When nothing has changed despite consistent effort. Not nothing has changed since last week. Nothing has changed despite months of genuine, sustained effort on your part and clear communication about what you need from your partner.

When your partner has explicitly said they don’t want to try. Respect clarity when it’s offered. If your spouse has told you they’re done, believing them is painful but appropriate.

When the imbalance itself has become the problem. Some people keep trying not because they believe it will work but because trying has become their identity in the relationship. The fixer. The one who cares. At some point, this role becomes its own dysfunction.

Accepting What You Can’t Control

The hardest part of one-sided effort is confronting the limits of your agency. You can control what you do. You cannot control what your partner does. You can make changes, extend invitations, create opportunities. You cannot force someone else to show up.

This lack of control feels unfair because it is unfair. You’re putting in work. They’re not. And yet they have as much power over the relationship’s survival as you do.

The serenity to accept what you cannot change isn’t surrender. It’s strategic clarity. When you stop trying to control outcomes you can’t control, you free up energy for what you can actually affect: your own choices, your own growth, your own next steps.

What Clarity Looks Like

Sometimes the purpose of one-sided effort isn’t saving the marriage. It’s achieving clarity about whether the marriage can be saved.

If you’ve tried consistently, communicated clearly, offered resources, made changes, and your partner still won’t engage, you’ve learned something. You’ve learned that this marriage requires something your partner isn’t willing to provide. That’s painful information, but it’s useful information.

Clarity allows you to make an informed decision about your future. Not a decision based on “what if I tried harder” but on the actual evidence of what trying harder produces.

The Path Forward

If you’re currently carrying a marriage alone, several paths exist.

Continue with a clear timeline. Decide how long you’re willing to try and what you need to see during that time. Make this explicit to your partner if appropriate.

Seek individual support. A therapist can help you process the situation, develop strategies, and take care of yourself regardless of your partner’s choices.

Have the direct conversation. Tell your partner clearly what you need from them. Not hints. Not complaints. A direct statement: “I need you to participate in saving this marriage. Here’s what that looks like.

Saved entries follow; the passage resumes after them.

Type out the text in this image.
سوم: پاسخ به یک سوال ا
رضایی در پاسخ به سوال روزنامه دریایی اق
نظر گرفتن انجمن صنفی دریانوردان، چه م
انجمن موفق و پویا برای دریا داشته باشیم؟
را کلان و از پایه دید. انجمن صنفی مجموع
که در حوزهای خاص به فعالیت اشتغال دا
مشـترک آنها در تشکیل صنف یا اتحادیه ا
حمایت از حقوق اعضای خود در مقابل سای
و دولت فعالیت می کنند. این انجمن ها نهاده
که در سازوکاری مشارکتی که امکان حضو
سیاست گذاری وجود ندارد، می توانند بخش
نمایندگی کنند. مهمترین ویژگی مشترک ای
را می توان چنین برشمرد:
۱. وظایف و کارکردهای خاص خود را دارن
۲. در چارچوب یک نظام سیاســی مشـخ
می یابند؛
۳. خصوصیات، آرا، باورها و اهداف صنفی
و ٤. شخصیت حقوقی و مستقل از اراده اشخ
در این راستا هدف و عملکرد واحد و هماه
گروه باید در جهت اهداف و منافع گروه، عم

What are you willing to do?”

Prepare for multiple outcomes. While you’re trying, also prepare for the possibility that trying won’t work. This isn’t pessimism. It’s prudence.

Recognize your own agency. You cannot control whether your partner tries. You can control how long you continue in a situation where you’re doing all the work.

The Bottom Line

One person cannot save a marriage alone. One person can try for a while, create conditions that might invite change, and gain clarity about whether change is possible. But sustainable repair requires both partners.

If you’re the only one trying, you face a deadline, whether explicit or not. Either your partner begins trying too, or you’ll need to decide how much longer you’re willing to carry the weight alone.

Note: This article provides general information about relationship dynamics. If your partner’s refusal to engage involves abuse or control rather than simple disengagement, different considerations apply. Contact the National Domestic Violence Hotline (1-800-799-7233) if you have concerns about safety.


Sources

  • Mixed-agenda couples in therapy: Doherty, W.J., & Harris, S.M. (2017). Helping couples on the brink of divorce. American Psychological Association.
  • Investment model and relationship stability: Rusbult, C.E., Martz, J.M., & Agnew, C.R. (1998). The investment model scale. Personal Relationships.
  • Single-partner therapy effectiveness: Journal of Marital and Family Therapy meta-analyses on individual versus couples therapy outcomes.
  • Uncoupling patterns: Vaughan, D. (1990). Uncoupling: Turning Points in Intimate Relationships. Vintage.
  • Burnout in asymmetric relationships: Research on relationship investment imbalance and dissolution risk.